Peter uses no other primary timber but Australian Cedar, which, under his personal supervision, is sourced, felled, milled and air-dried. He guarantees that this is AAA grade cabinet cedar from NSW and not the inferior, less dense and lighter coloured timber from higher latitudes in South East Asia where Cedar is now also known to grow. All the highly prized early colonial pieces came from NSW Cedar as it had all the decorative grain structures to be found in the Mahogany used in the English models. This is an important feature of early Australian furniture typified by restrained ornament where the decoration is in the wood itself. Peter has tried to retain this essence of simple forms from flamboyant wood. The accompanying images show this timber being milled into wide boards.

Peter refuses to make fakes or pass off new for old or engage in ‘reproduction’,  which he considers a ‘dirty’ word. Instead Peter sees himself as the inheritor and exponent of a cabinetmaking tradition which he wants to preserve. All of his pieces carry his personalised stamp and date.
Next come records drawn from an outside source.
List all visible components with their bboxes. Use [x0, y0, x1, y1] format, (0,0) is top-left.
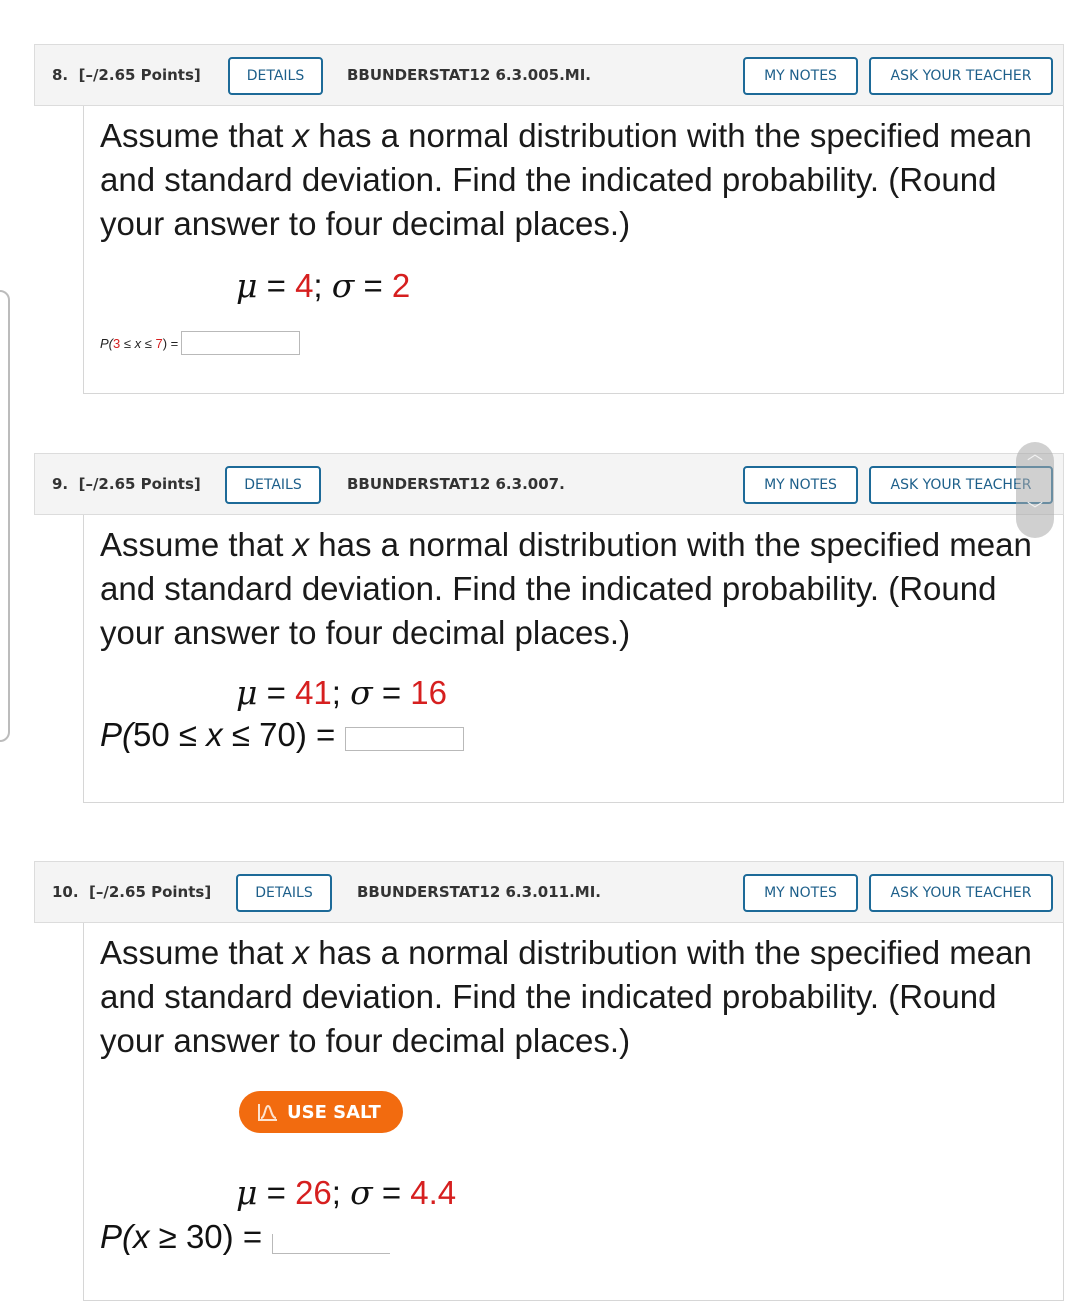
question-10: 10. [–/2.65 Points] DETAILS BBUNDERSTAT1…: [34, 861, 1064, 1301]
question-prompt: Assume that x has a normal distribution …: [100, 117, 1032, 242]
question-9: 9. [–/2.65 Points] DETAILS BBUNDERSTAT12…: [34, 453, 1064, 803]
answer-label: P(x ≥ 30) =: [100, 1218, 263, 1255]
answer-row: P(x ≥ 30) =: [100, 1218, 1063, 1256]
details-button[interactable]: DETAILS: [225, 466, 321, 504]
answer-input[interactable]: [345, 727, 465, 751]
sd-value: 4.4: [410, 1174, 457, 1211]
my-notes-button[interactable]: MY NOTES: [743, 874, 858, 912]
ask-your-teacher-button[interactable]: ASK YOUR TEACHER: [869, 57, 1053, 95]
answer-input[interactable]: [181, 331, 301, 355]
my-notes-button[interactable]: MY NOTES: [743, 466, 858, 504]
question-code: BBUNDERSTAT12 6.3.007.: [347, 475, 565, 493]
distribution-parameters: μ = 41; σ = 16: [236, 673, 447, 712]
details-button[interactable]: DETAILS: [228, 57, 323, 95]
mean-value: 26: [295, 1174, 332, 1211]
distribution-parameters: μ = 4; σ = 2: [236, 266, 411, 305]
question-body: Assume that x has a normal distribution …: [83, 923, 1064, 1301]
salt-container: USE SALT: [239, 1091, 1063, 1133]
question-header: 9. [–/2.65 Points] DETAILS BBUNDERSTAT12…: [34, 453, 1064, 515]
answer-label: P(3 ≤ x ≤ 7) =: [100, 335, 179, 351]
question-number-points: 9. [–/2.65 Points]: [52, 475, 201, 493]
question-header: 10. [–/2.65 Points] DETAILS BBUNDERSTAT1…: [34, 861, 1064, 923]
question-number-points: 8. [–/2.65 Points]: [52, 66, 201, 84]
mean-value: 4: [295, 267, 314, 304]
question-8: 8. [–/2.65 Points] DETAILS BBUNDERSTAT12…: [34, 44, 1064, 394]
question-prompt: Assume that x has a normal distribution …: [100, 934, 1032, 1059]
question-body: Assume that x has a normal distribution …: [83, 106, 1064, 394]
use-salt-button[interactable]: USE SALT: [239, 1091, 403, 1133]
answer-row: P(3 ≤ x ≤ 7) =: [100, 331, 1063, 355]
salt-curve-icon: [258, 1104, 277, 1121]
question-code: BBUNDERSTAT12 6.3.005.MI.: [347, 66, 591, 84]
side-panel-edge: [0, 290, 10, 742]
ask-your-teacher-button[interactable]: ASK YOUR TEACHER: [869, 874, 1053, 912]
answer-label: P(50 ≤ x ≤ 70) =: [100, 716, 336, 753]
question-prompt: Assume that x has a normal distribution …: [100, 526, 1032, 651]
use-salt-label: USE SALT: [287, 1101, 381, 1123]
answer-row: P(50 ≤ x ≤ 70) =: [100, 716, 1063, 754]
scroll-handle[interactable]: ︿ ﹀: [1016, 442, 1054, 538]
sd-value: 2: [391, 267, 411, 304]
distribution-parameters: μ = 26; σ = 4.4: [236, 1173, 457, 1212]
answer-input[interactable]: [272, 1234, 391, 1254]
my-notes-button[interactable]: MY NOTES: [743, 57, 858, 95]
mean-value: 41: [295, 674, 332, 711]
question-header: 8. [–/2.65 Points] DETAILS BBUNDERSTAT12…: [34, 44, 1064, 106]
question-code: BBUNDERSTAT12 6.3.011.MI.: [357, 883, 601, 901]
chevron-up-icon[interactable]: ︿: [1027, 447, 1043, 463]
details-button[interactable]: DETAILS: [236, 874, 332, 912]
question-body: Assume that x has a normal distribution …: [83, 515, 1064, 803]
chevron-down-icon[interactable]: ﹀: [1027, 503, 1043, 519]
sd-value: 16: [410, 674, 447, 711]
question-number-points: 10. [–/2.65 Points]: [52, 883, 212, 901]
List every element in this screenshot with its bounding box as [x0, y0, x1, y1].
Peter finishes all his pieces in traditional shellac based, hand-rubbed French Polish which has a high shine at the outset. This mellows, cures and patinates over hundreds of years like the originals. He recommends this rather than trying to fake age. If it is part of the brief, he can modify this finish so that these pieces can blend with antique collections. However, with standalone pieces, he recommends using the time-honoured process and appreciating the beauty of them as they appeared when new. All French Polishers know that hardness is bound up with the shine and interfering with this process may affect the longevity of the finish.

The use of rare and special wood, observation of original proportions and construction, and as much hand work as possible in execution and finish, have led Peter on a journey of remarkable rediscovery.

The result is furniture which has all the contradictions of the originals…elegant yet monumental…decorative yet practical…restrained yet flamboyant.